The following overrides merit a bit of discussion:

  • abort

    Terminate grease by raising an error. Note that this termination is immediate, so grease will not attempt to detect issues in any code following the call to abort.

  • free

    Free a pointer that was allocated using malloc.

  • malloc

    Allocate a fresh pointer of the given size in the underlying memory model. This pointer is assumed not to alias with any pointers allocated by previous calls to malloc.

Startup overrides

Startup overrides are a special form of override that runs before the execution of an entrypoint function. A startup override can be thought of as overriding the part of grease that creates the initial arguments that are passed to the entrypoint function before simulating it. While grease's default heuristics can often figure out the right argument values to pass to the function, there are times when it can be convenient to have finer-grained control over this process. Some examples:

  1. Triggering a bug requires an extremely large memory allocation. For instance, imagine that a bug is only triggered when a pointer argument points to an allocation of size 2^^64 bytes in size. Because grease's default heuristics increase the size of allocations one byte at a time, a grease user would have a wait a very long time in order for the heuristics to discover that the memory allocation must be of size 2^^64 (assuming that grease does not time out or trigger its recursion limit before then).

  2. Triggering a bug requires multiple arguments to be related to each other in a way that is not captured by grease's heuristics. For example, it is somewhat commonplace for C functions to pass pairs of arguments where one argument is a buffer (call it buf) and another argument is the size of buf (call it buf_sz). One would expect that the size of the allocation that buf points to would always be equal to buf_sz, but grease's heuristics do not guarantee this property: grease is liable to increase the size of buf in a way that does not respect the value of buf_sz.

In such scenarios, it can be helpful to use a startup override to carefully dictate what the initial arguments to the function should be. To do so, one can use the --symbol-startup-override SYMBOL:FILE or --address-startup-override ADDR:FILE command-line arguments. These are like --symbol and --address, respectively, except that they each take an additional FILE argument (separated from the function symbol or address by a : character) representing the path to the startup override file.

Like other forms of overrides, startup overrides are expected to be written in Crucible S-expression syntax. They must also adhere to the following constraints:

  1. There must be a function named "startup" contained in the file. The startup function will be invoked at startup right before invoking the entrypoint function with the argument values that the startup override produces.

  2. The type of the startup function has very particular requirements:

    • If the input program is a binary or a Macaw S-expression program, then startup must take a register struct as input and return a register struct as output. For example, on x86-64 the argument and result type must be X86Regs.

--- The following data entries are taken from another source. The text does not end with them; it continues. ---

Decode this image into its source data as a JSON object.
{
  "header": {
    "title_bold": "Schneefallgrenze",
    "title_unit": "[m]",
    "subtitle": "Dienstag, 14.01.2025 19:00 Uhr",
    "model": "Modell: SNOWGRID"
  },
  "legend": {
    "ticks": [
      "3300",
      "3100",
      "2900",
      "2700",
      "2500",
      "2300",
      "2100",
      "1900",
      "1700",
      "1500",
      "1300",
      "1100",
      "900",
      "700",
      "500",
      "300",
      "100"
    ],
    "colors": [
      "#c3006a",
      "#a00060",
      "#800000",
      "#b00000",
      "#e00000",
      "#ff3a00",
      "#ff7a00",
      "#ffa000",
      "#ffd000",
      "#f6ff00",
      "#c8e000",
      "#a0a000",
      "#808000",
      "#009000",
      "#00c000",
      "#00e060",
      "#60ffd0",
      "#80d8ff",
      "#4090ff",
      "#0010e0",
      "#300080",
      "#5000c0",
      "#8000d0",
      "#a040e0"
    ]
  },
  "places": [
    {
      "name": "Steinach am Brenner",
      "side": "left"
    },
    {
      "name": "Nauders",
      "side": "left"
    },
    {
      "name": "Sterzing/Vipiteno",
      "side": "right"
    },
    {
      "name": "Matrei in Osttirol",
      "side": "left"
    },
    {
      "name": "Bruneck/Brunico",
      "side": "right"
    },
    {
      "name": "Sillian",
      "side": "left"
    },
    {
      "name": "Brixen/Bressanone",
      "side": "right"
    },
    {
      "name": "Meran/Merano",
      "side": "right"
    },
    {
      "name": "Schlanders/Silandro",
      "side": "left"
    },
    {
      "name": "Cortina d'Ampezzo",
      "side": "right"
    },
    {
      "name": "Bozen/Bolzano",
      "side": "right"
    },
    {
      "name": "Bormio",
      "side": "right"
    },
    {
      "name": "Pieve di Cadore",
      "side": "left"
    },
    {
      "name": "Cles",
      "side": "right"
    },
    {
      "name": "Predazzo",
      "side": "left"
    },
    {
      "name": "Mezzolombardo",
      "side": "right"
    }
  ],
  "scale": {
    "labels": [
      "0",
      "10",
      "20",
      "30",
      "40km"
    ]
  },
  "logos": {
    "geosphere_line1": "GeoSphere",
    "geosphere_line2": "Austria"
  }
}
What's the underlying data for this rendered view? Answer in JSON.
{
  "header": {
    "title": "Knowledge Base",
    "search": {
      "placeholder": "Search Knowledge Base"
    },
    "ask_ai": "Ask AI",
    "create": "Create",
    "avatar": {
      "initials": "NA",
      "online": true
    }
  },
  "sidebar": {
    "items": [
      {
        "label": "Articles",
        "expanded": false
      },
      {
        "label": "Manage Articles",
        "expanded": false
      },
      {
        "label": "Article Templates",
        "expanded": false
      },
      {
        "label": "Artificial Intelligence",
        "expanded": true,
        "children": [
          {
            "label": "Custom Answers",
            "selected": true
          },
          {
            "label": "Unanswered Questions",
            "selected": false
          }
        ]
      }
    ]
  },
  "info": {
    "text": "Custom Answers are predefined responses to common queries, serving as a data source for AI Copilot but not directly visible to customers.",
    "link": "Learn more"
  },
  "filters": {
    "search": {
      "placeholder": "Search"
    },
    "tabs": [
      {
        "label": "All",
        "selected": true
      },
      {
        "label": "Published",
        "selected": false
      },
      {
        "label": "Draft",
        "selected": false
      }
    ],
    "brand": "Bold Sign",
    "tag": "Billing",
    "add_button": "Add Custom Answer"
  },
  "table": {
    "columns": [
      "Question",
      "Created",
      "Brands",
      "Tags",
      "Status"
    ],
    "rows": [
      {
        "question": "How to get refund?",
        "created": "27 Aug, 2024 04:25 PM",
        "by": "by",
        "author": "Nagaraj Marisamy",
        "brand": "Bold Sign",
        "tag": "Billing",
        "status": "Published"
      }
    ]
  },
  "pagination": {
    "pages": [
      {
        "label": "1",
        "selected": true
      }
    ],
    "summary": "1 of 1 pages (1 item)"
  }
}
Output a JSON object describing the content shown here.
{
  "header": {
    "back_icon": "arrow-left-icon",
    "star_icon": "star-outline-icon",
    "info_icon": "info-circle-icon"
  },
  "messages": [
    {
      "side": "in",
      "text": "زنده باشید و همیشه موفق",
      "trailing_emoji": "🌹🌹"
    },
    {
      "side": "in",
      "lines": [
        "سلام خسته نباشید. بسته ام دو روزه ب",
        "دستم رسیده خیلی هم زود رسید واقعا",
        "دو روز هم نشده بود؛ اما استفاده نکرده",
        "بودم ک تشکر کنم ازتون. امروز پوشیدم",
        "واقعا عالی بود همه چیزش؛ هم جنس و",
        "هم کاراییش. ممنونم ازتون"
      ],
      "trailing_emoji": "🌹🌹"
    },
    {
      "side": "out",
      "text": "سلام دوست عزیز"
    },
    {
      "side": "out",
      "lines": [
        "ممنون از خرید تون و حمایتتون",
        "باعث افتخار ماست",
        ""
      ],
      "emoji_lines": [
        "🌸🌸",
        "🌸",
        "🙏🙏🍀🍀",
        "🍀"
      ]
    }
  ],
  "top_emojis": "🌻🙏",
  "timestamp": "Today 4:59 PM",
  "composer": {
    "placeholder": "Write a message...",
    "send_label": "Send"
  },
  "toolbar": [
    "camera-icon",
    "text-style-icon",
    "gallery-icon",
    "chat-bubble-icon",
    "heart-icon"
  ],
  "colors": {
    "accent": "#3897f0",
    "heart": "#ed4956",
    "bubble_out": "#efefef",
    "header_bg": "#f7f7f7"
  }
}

    • If the input program is LLVM bitcode or an LLVM S-expression program, then startup must take the same argument types as the entrypoint function, and it must return a struct containing the same argument types. For example, if the entrypoint function is an LLVM function with the type signature i8 foo(i16, i32), then the startup override must have the type (defun @startup ((x (Ptr 16)) (y (Ptr 32))) (Struct (Ptr 16) (Ptr 32)) ...).

In both cases, the arguments to the startup override consist of the "default" initial arguments that grease would normally pass directly to the entrypoint function, and the return value is what will actually be passed to the entrypoint function.

Note that:

  • Unlike other forms of overrides, startup overrides do not require their file paths to have particular naming conventions.

  • Just like how the entrypoint function can be invoked multiple times during the refinement process, the startup override can also be invoked multiple times during refinement. As a result, it is possible for the startup override to be supplied different arguments each time it is is invoked during refinement.